Nota-se em tudo isso uma visão distorcida de duas lições que nos chegam da antiguidade: o epicurismo ateniense, na Grécia, e o carpe diem latino, do poema de Horácio. O epicurismo prega a teoria dos prazer, sim, mas de forma moderada, com vistas a uma tranquila serenidade futura. É a sabedoria de conter o próprio instinto do prazer imediato, para gozar de um prazer mais sólido e intenso no amanhã. Já o poeta Horácio convida literalmente a a colhe o dia, aproveitar a justa oportunidade, usufuir do momento pesente, mas sem esquecer os valores do passado e a responsabilidade com o futuro. Se e quando mal entendidas, as duas formas de filosofia do mundo greco-romano podem nos asfixiar num abismo sem fundo de um presente desfrutado até o extremo de uma embriaguez sem freios. Levado ao absoluto, o “aqui e agora” pode converter-se em um centro vorticoso, ao mesmo tempo fascinante e devorador, que em pouco tempo consome todas as energias, deixando para trás um vácuo de tédio e falta de sentido.
Seguindo a via larga do prazer sem limites, facilmente tropeçaremos com os becos sem saída do álcool, da droga e do sexo inconsequente – vícios que se revelam cada vez mais precoces nos adolescentes e jovens das gerações atuais. Mas o prazer descontrolado pode ir bem mais longe, chegando às formas patológicas do masoquismo, sadismo, pedofilia, entre tantas outras. Na sociedade contemporânea não há desculpas para ignorar o rastro de sofrimento que tudo isso deixa nos corpos e almas de tantas vítimas.
Órbita de Deus
Esta órbita de Deus não entra na sequência que elencamos, mas permeia transversalmente cada uma das anteriores.
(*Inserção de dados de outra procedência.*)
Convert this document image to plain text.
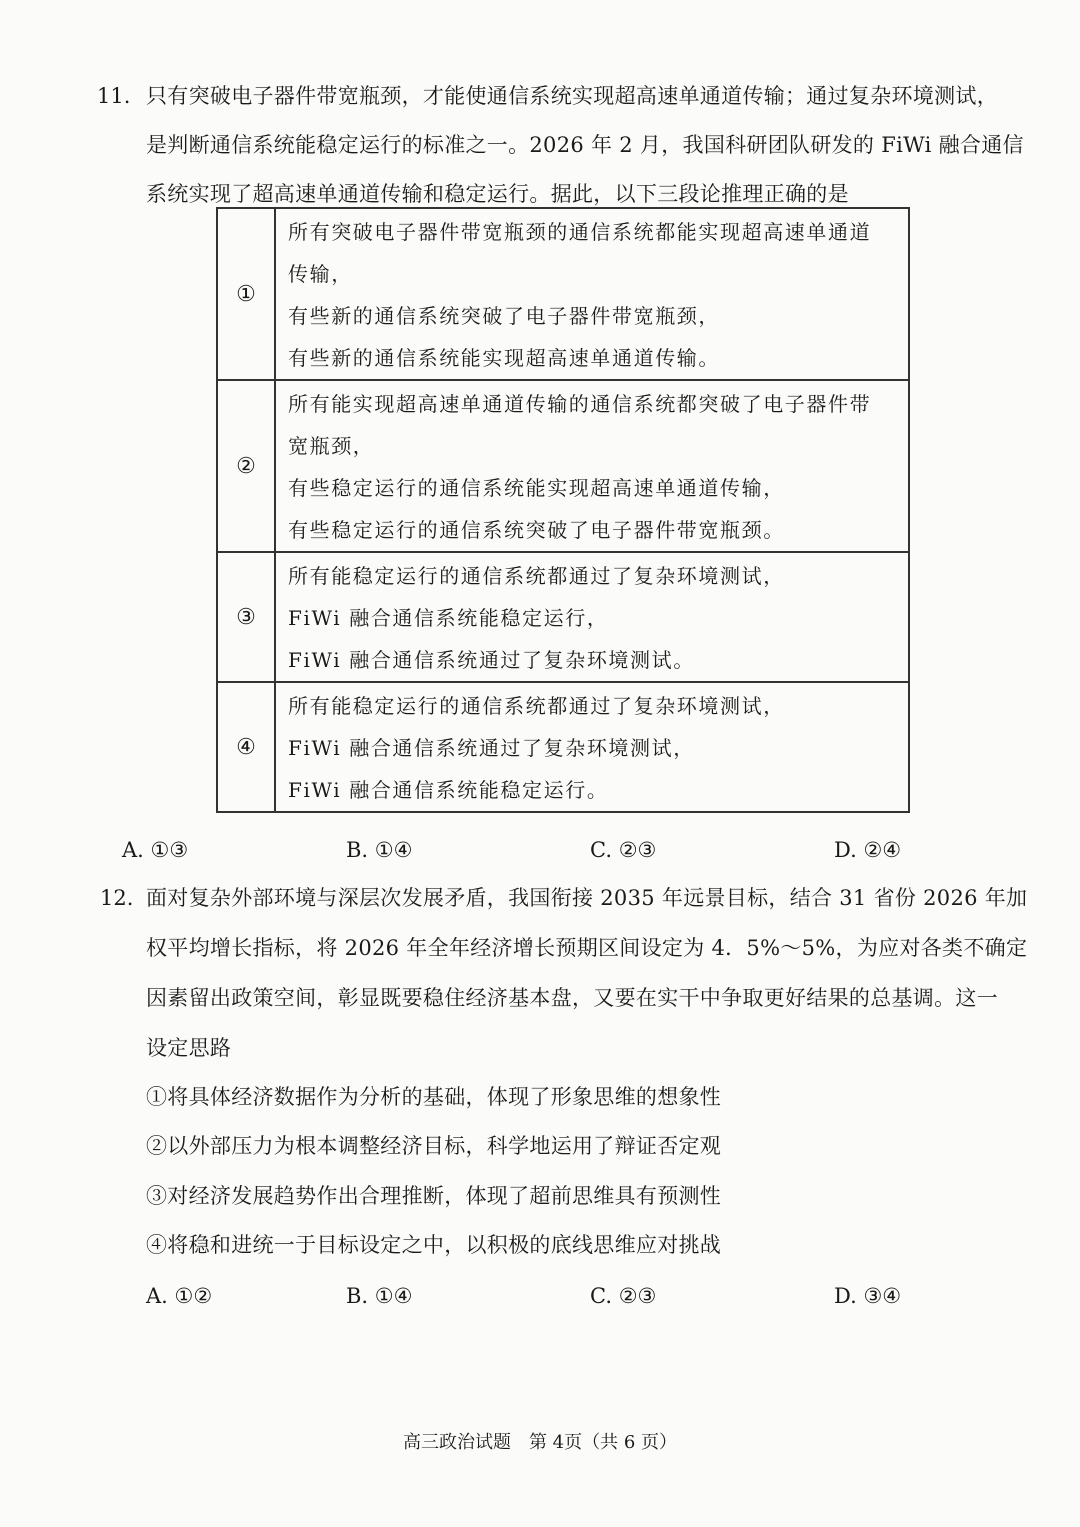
11. 只有突破电子器件带宽瓶颈，才能使通信系统实现超高速单通道传输；通过复杂环境测试，
是判断通信系统能稳定运行的标准之一。2026 年 2 月，我国科研团队研发的 FiWi 融合通信
系统实现了超高速单通道传输和稳定运行。据此，以下三段论推理正确的是
①	所有突破电子器件带宽瓶颈的通信系统都能实现超高速单通道
传输，
有些新的通信系统突破了电子器件带宽瓶颈，
有些新的通信系统能实现超高速单通道传输。

②	所有能实现超高速单通道传输的通信系统都突破了电子器件带
宽瓶颈，
有些稳定运行的通信系统能实现超高速单通道传输，
有些稳定运行的通信系统突破了电子器件带宽瓶颈。

③	所有能稳定运行的通信系统都通过了复杂环境测试，
FiWi 融合通信系统能稳定运行，
FiWi 融合通信系统通过了复杂环境测试。

④	所有能稳定运行的通信系统都通过了复杂环境测试，
FiWi 融合通信系统通过了复杂环境测试，
FiWi 融合通信系统能稳定运行。
A. ①③	B. ①④	C. ②③	D. ②④
12. 面对复杂外部环境与深层次发展矛盾，我国衔接 2035 年远景目标，结合 31 省份 2026 年加
权平均增长指标，将 2026 年全年经济增长预期区间设定为 4．5%～5%，为应对各类不确定
因素留出政策空间，彰显既要稳住经济基本盘，又要在实干中争取更好结果的总基调。这一
设定思路
①将具体经济数据作为分析的基础，体现了形象思维的想象性
②以外部压力为根本调整经济目标，科学地运用了辩证否定观
③对经济发展趋势作出合理推断，体现了超前思维具有预测性
④将稳和进统一于目标设定之中，以积极的底线思维应对挑战
A. ①②	B. ①④	C. ②③	D. ③④
高三政治试题　第 4页（共 6 页）
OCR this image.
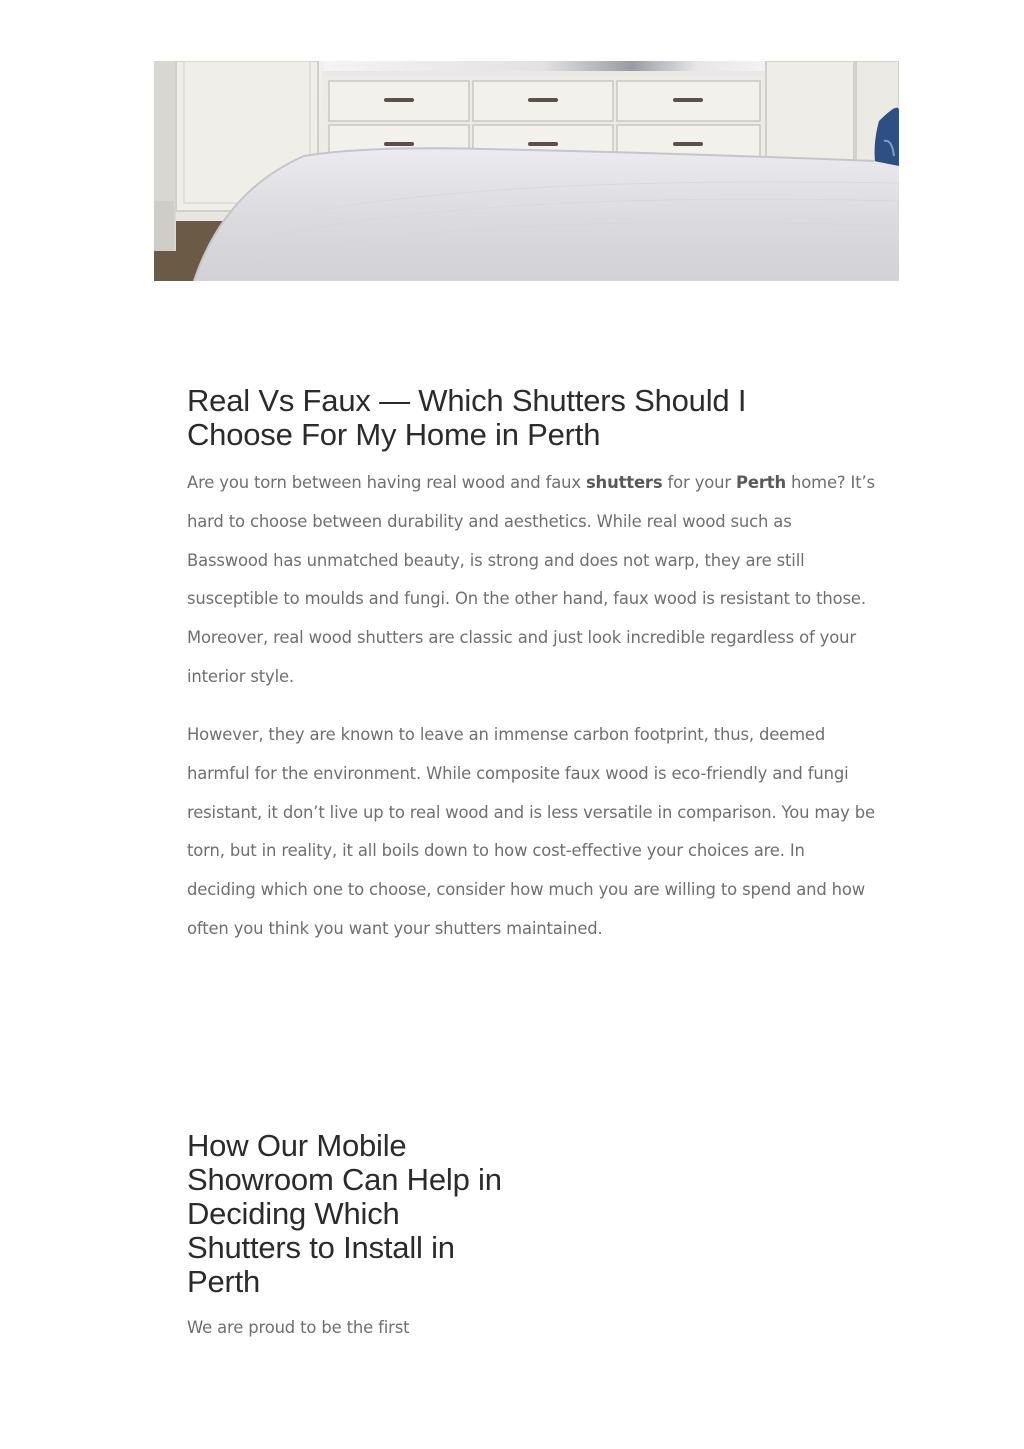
Real Vs Faux — Which Shutters Should I Choose For My Home in Perth

Are you torn between having real wood and faux shutters for your Perth home? It’s hard to choose between durability and aesthetics. While real wood such as Basswood has unmatched beauty, is strong and does not warp, they are still susceptible to moulds and fungi. On the other hand, faux wood is resistant to those. Moreover, real wood shutters are classic and just look incredible regardless of your interior style.

However, they are known to leave an immense carbon footprint, thus, deemed harmful for the environment. While composite faux wood is eco-friendly and fungi resistant, it don’t live up to real wood and is less versatile in comparison. You may be torn, but in reality, it all boils down to how cost-effective your choices are. In deciding which one to choose, consider how much you are willing to spend and how often you think you want your shutters maintained.

How Our Mobile Showroom Can Help in Deciding Which Shutters to Install in Perth

We are proud to be the first
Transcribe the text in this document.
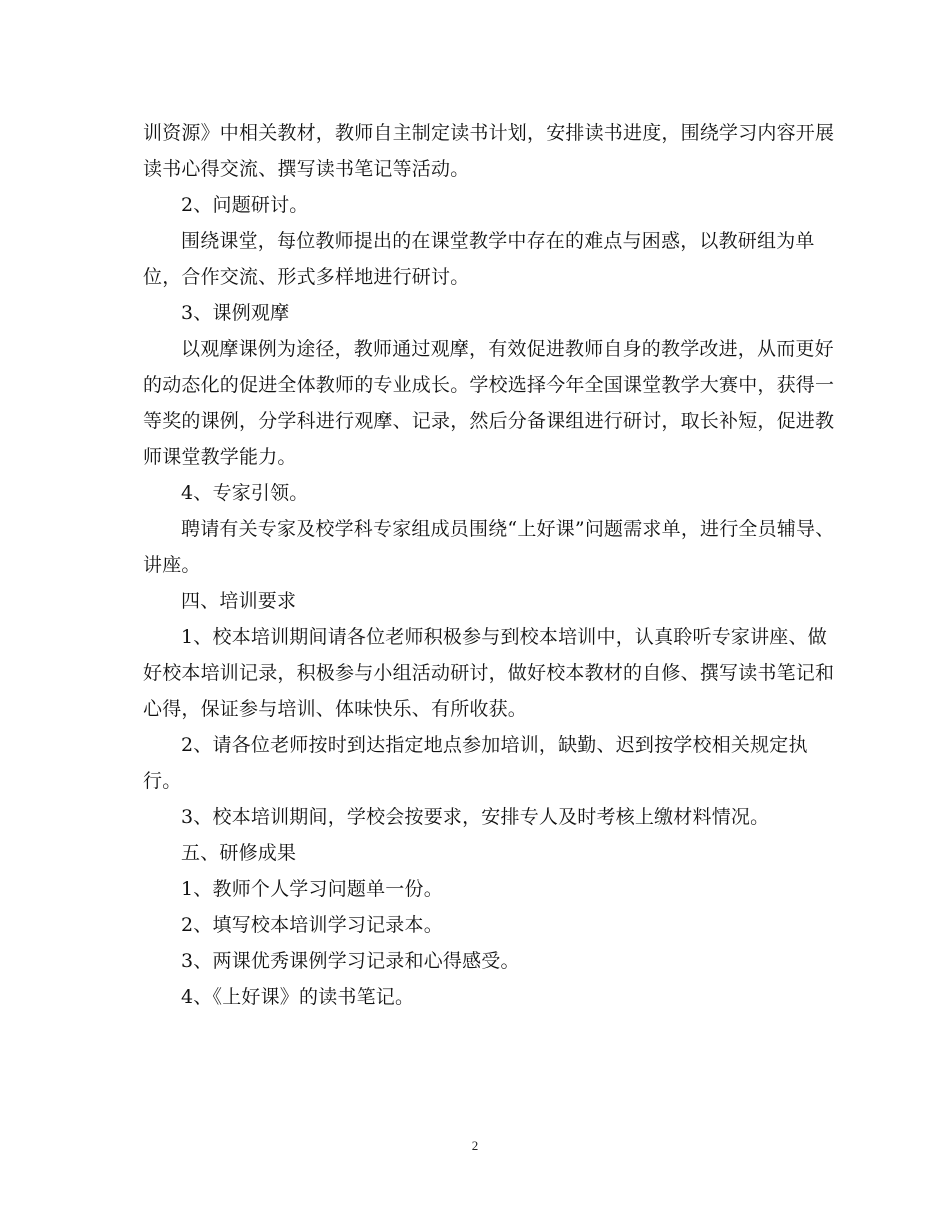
训资源》中相关教材，教师自主制定读书计划，安排读书进度，围绕学习内容开展
读书心得交流、撰写读书笔记等活动。
2、问题研讨。
围绕课堂，每位教师提出的在课堂教学中存在的难点与困惑，以教研组为单
位，合作交流、形式多样地进行研讨。
3、课例观摩
以观摩课例为途径，教师通过观摩，有效促进教师自身的教学改进，从而更好
的动态化的促进全体教师的专业成长。学校选择今年全国课堂教学大赛中，获得一
等奖的课例，分学科进行观摩、记录，然后分备课组进行研讨，取长补短，促进教
师课堂教学能力。
4、专家引领。
聘请有关专家及校学科专家组成员围绕“上好课”问题需求单，进行全员辅导、
讲座。
四、培训要求
1、校本培训期间请各位老师积极参与到校本培训中，认真聆听专家讲座、做
好校本培训记录，积极参与小组活动研讨，做好校本教材的自修、撰写读书笔记和
心得，保证参与培训、体味快乐、有所收获。
2、请各位老师按时到达指定地点参加培训，缺勤、迟到按学校相关规定执
行。
3、校本培训期间，学校会按要求，安排专人及时考核上缴材料情况。
五、研修成果
1、教师个人学习问题单一份。
2、填写校本培训学习记录本。
3、两课优秀课例学习记录和心得感受。
4、《上好课》的读书笔记。
2
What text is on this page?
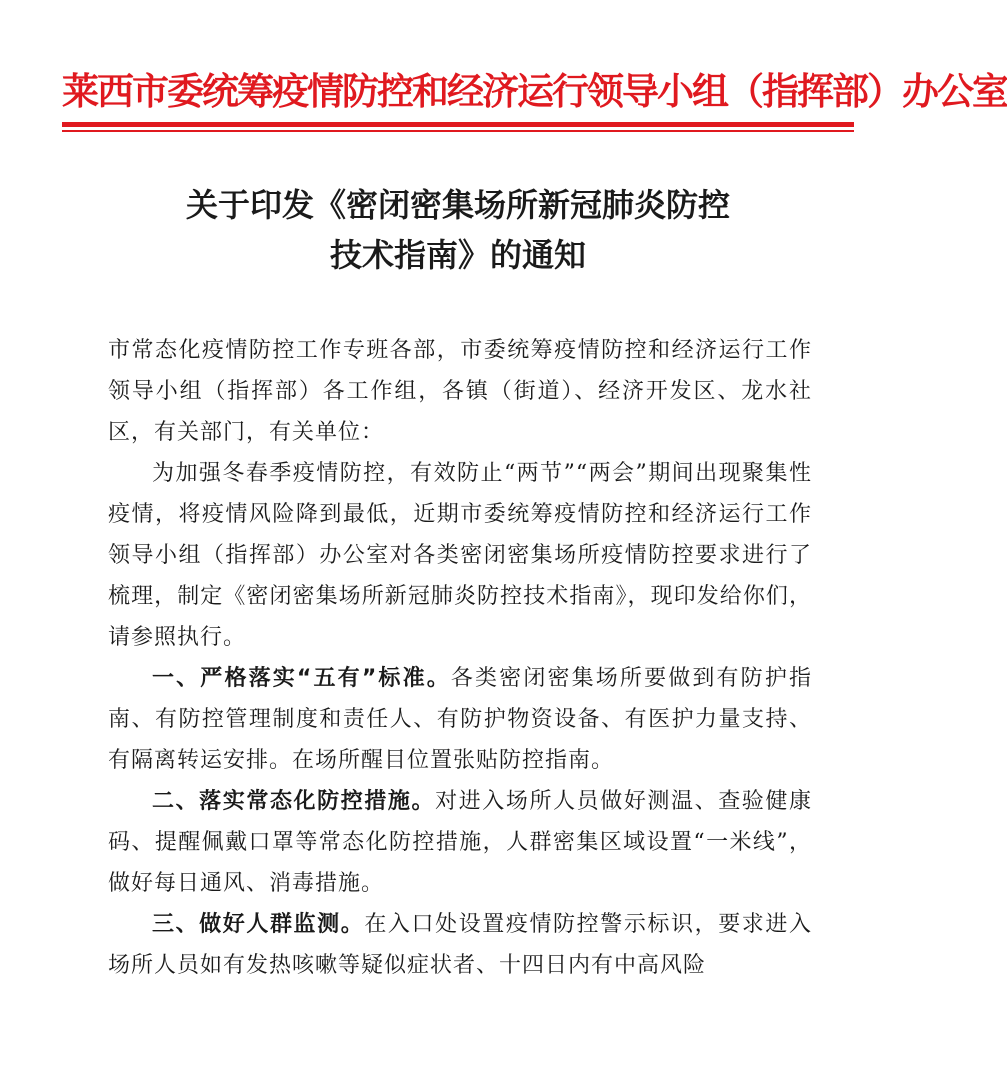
莱西市委统筹疫情防控和经济运行领导小组（指挥部）办公室
关于印发《密闭密集场所新冠肺炎防控
技术指南》的通知

市常态化疫情防控工作专班各部，市委统筹疫情防控和经济运行工作领导小组（指挥部）各工作组，各镇（街道）、经济开发区、龙水社区，有关部门，有关单位：

为加强冬春季疫情防控，有效防止“两节”“两会”期间出现聚集性疫情，将疫情风险降到最低，近期市委统筹疫情防控和经济运行工作领导小组（指挥部）办公室对各类密闭密集场所疫情防控要求进行了梳理，制定《密闭密集场所新冠肺炎防控技术指南》，现印发给你们，请参照执行。

一、严格落实“五有”标准。各类密闭密集场所要做到有防护指南、有防控管理制度和责任人、有防护物资设备、有医护力量支持、有隔离转运安排。在场所醒目位置张贴防控指南。

二、落实常态化防控措施。对进入场所人员做好测温、查验健康码、提醒佩戴口罩等常态化防控措施，人群密集区域设置“一米线”，做好每日通风、消毒措施。

三、做好人群监测。在入口处设置疫情防控警示标识，要求进入场所人员如有发热咳嗽等疑似症状者、十四日内有中高风险
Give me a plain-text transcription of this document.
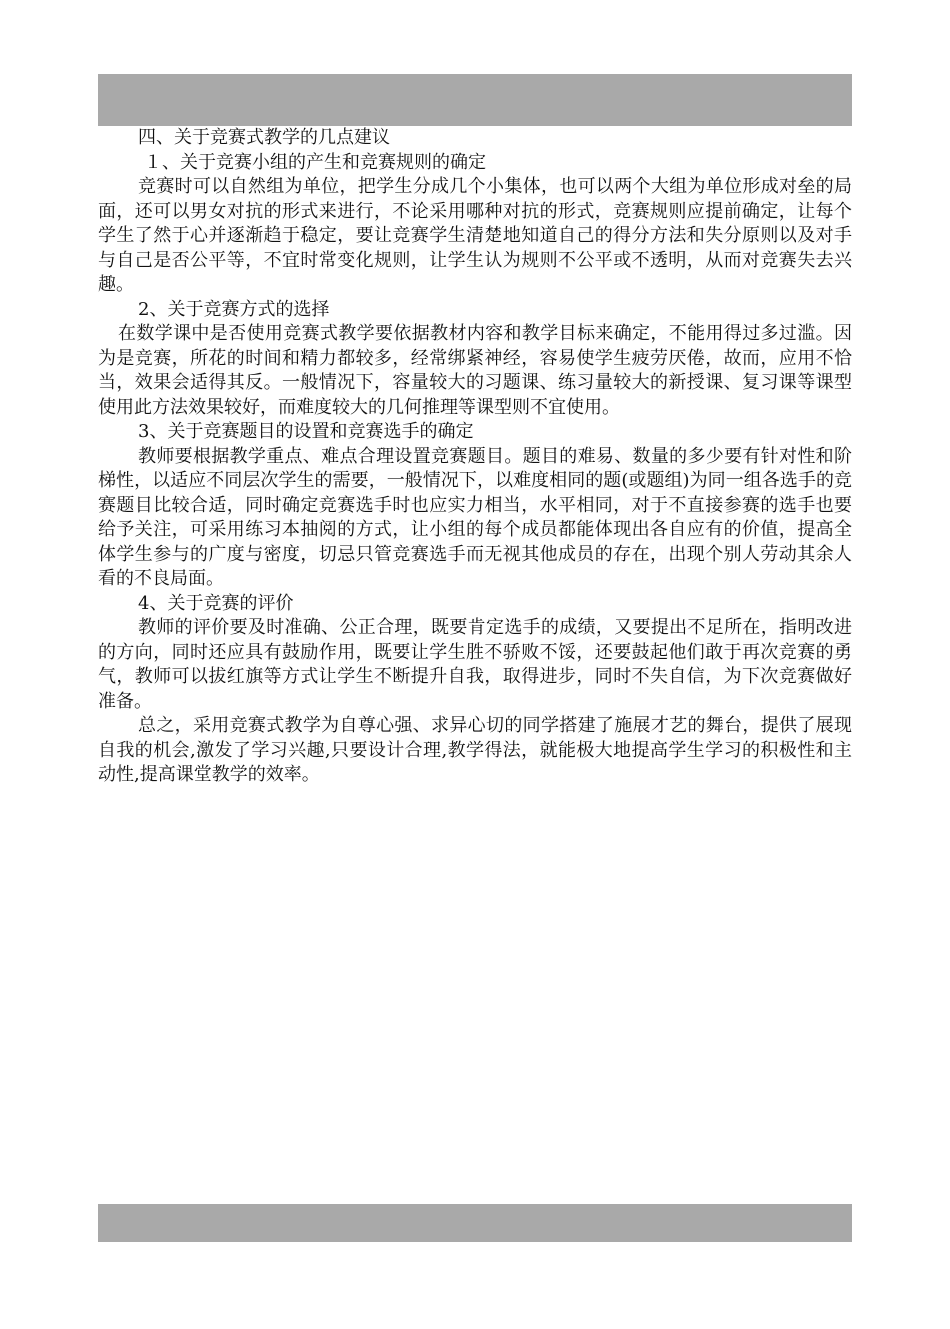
四、关于竞赛式教学的几点建议

１、关于竞赛小组的产生和竞赛规则的确定

竞赛时可以自然组为单位，把学生分成几个小集体，也可以两个大组为单位形成对垒的局面，还可以男女对抗的形式来进行，不论采用哪种对抗的形式，竞赛规则应提前确定，让每个学生了然于心并逐渐趋于稳定，要让竞赛学生清楚地知道自己的得分方法和失分原则以及对手与自己是否公平等，不宜时常变化规则，让学生认为规则不公平或不透明，从而对竞赛失去兴趣。

2、关于竞赛方式的选择

在数学课中是否使用竞赛式教学要依据教材内容和教学目标来确定，不能用得过多过滥。因为是竞赛，所花的时间和精力都较多，经常绑紧神经，容易使学生疲劳厌倦，故而，应用不恰当，效果会适得其反。一般情况下，容量较大的习题课、练习量较大的新授课、复习课等课型使用此方法效果较好，而难度较大的几何推理等课型则不宜使用。

3、关于竞赛题目的设置和竞赛选手的确定

教师要根据教学重点、难点合理设置竞赛题目。题目的难易、数量的多少要有针对性和阶梯性，以适应不同层次学生的需要，一般情况下，以难度相同的题(或题组)为同一组各选手的竞赛题目比较合适，同时确定竞赛选手时也应实力相当，水平相同，对于不直接参赛的选手也要给予关注，可采用练习本抽阅的方式，让小组的每个成员都能体现出各自应有的价值，提高全体学生参与的广度与密度，切忌只管竞赛选手而无视其他成员的存在，出现个别人劳动其余人看的不良局面。

4、关于竞赛的评价

教师的评价要及时准确、公正合理，既要肯定选手的成绩，又要提出不足所在，指明改进的方向，同时还应具有鼓励作用，既要让学生胜不骄败不馁，还要鼓起他们敢于再次竞赛的勇气，教师可以拔红旗等方式让学生不断提升自我，取得进步，同时不失自信，为下次竞赛做好准备。

总之，采用竞赛式教学为自尊心强、求异心切的同学搭建了施展才艺的舞台，提供了展现自我的机会,激发了学习兴趣,只要设计合理,教学得法，就能极大地提高学生学习的积极性和主动性,提高课堂教学的效率。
Tampouco constitui um caminho necessariamente alternativo às demais órbitas, pois, de uma forma ou de outra, vale insistir, nós circulamos em todas elas. Não se trata, ainda, de contrapor os ídolos (no plural e supostamente descritos nos itens anteriores) ao Deus verdadeiro. Mais do que ídolos, se configuram como dimensões da vida humana, podendo evidentemente ser idolatrados quando, e somente quando, absolutizados.
Aqui enfatizamos, antes, uma sintonia que nos coloca em intimidade com o Pai, na perspectiva mística de Jesus: o Senhor vem habitar nossa casa ou nós experimentamos o repouso indescritível da Casa de Deus. Tal sintonia não exclui as demais órbitas, quando estas seguem um meio termo de sabedoria e moderação, para reportar-se à máxima de Aristóteles. Porém, tendo a órbita de Deus um caráter absoluto, tende a relativizar as demais. Relativizar não significa diminuir ou descartar, mas colocar no lugar certo, dar-lhes o justo valor e tempero.
E agora cumpre fazer novamente a pergunta: que órbita privilegiamos? Encontramo-nos em grau de discernir o que nos é absoluto, fundamental e primordial daquilo que é secundário e, por isso mesmo, pode ser negociável? As várias órbitas que apresentamos constituem uma tentação e uma queda constantes, ou, ao contrário,  somos capazes de manter o núcleo, a meta, o foco de nossa opção de vida? Mesmo transitando por todas as órbitas, o deafio é ver nelas meios relativos para que ressaltem a órbita de Deus. Somente esta última, de fato, pode preencher os anseios mais profundos, imprescrutáveis e desconhecidos de cada pessoa.
Nem precisaria acrescentar que a vida, obra, palavras e prática de Jesus de Nazaré, bem como de tantos outros testemunhos ao longo da história (cristãos ou não), nos podem reconduzir ao que é esencial: simultaneamente à fonte e ao foco, à memória e à promessa, ao passado e ao futuro – tornando mais intenso o compromisso do presente. Aliás, é o que nos lembra uma das frases mais repetidas do Evagelho: “Eu sou o caminho, a verdade e a vida” (Jo 14,6).